Gastroenterology. 2011 Sep;141(3):909-917.e1. doi: 10.1053/j.gastro.2011.06.008. Epub 2011 Jun 12.
BACKGROUND & AIMS: One particularly important individual dynamic known to influence the experience of pain is neuroticism, of which little is known about in visceral pain research. Our aim was to study the relationship between neuroticism, psychophysiologic response, and brain processing of visceral pain.

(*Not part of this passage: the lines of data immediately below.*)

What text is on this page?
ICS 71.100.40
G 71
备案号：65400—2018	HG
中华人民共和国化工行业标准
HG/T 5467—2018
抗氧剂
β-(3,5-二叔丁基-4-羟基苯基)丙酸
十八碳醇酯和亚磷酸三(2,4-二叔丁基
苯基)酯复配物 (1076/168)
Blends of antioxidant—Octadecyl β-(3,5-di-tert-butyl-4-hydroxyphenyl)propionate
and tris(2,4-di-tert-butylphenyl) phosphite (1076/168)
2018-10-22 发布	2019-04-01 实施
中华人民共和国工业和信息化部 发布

Thirty-one healthy volunteers (15 male; age range, 22-38 years) participated in the study. The Eysenck Personality Questionnaire was used to assess neuroticism. Skin conductance level, pain ratings, and functional magnetic resonance imaging data were acquired during anticipation of pain and painful esophageal distention. The effect of neuroticism was assessed using correlation analysis.
There was a wide spread of neuroticism scores (range, 0-22) but no influence of neuroticism on skin conductance level and pain tolerance or pain ratings. However, a positive correlation between brain activity and neuroticism during anticipation was found in regions associated with emotional and cognitive pain processing, including the parahippocampus, insula, thalamus, and anterior cingulate cortex. These regions showed a negative correlation with neuroticism during pain (P < .001).
This study provides novel data suggesting higher neuroticism is associated with engagement of brain regions responsible for emotional and cognitive appraisal during anticipation of pain but reduced activity in these regions during pain. This may reflect a maladaptive mechanism in those with higher neuroticism that promotes overarousal during anticipation and avoidance coping during pain.
已知有一个特别重要的个体动态因素会影响疼痛体验,即神经质,但在内脏疼痛研究中,对其知之甚少。我们的目的是研究神经质、心理生理反应与内脏疼痛的大脑处理之间的关系。
31 名健康志愿者(15 名男性;年龄 22-38 岁)参与了这项研究。使用艾森克人格问卷评估神经质。在预期疼痛和食管扩张时采集皮肤电导率水平、疼痛评分和功能磁共振成像数据。使用相关分析评估神经质的影响。
神经质评分范围很广(0-22),但神经质对皮肤电导率水平和疼痛耐受力或疼痛评分没有影响。然而,在预期疼痛时发现,大脑活动与神经质之间存在正相关,与情感和认知疼痛处理相关的区域包括海马旁回、脑岛、丘脑和前扣带皮层。这些区域在疼痛期间与神经质呈负相关(P<0.001)。
这项研究提供了新的数据,表明较高的神经质与负责疼痛预期时情感和认知评估的大脑区域的参与有关,但在疼痛期间这些区域的活动减少。这可能反映了神经质较高的人在预期时过度兴奋和在疼痛时回避应对的一种适应不良机制。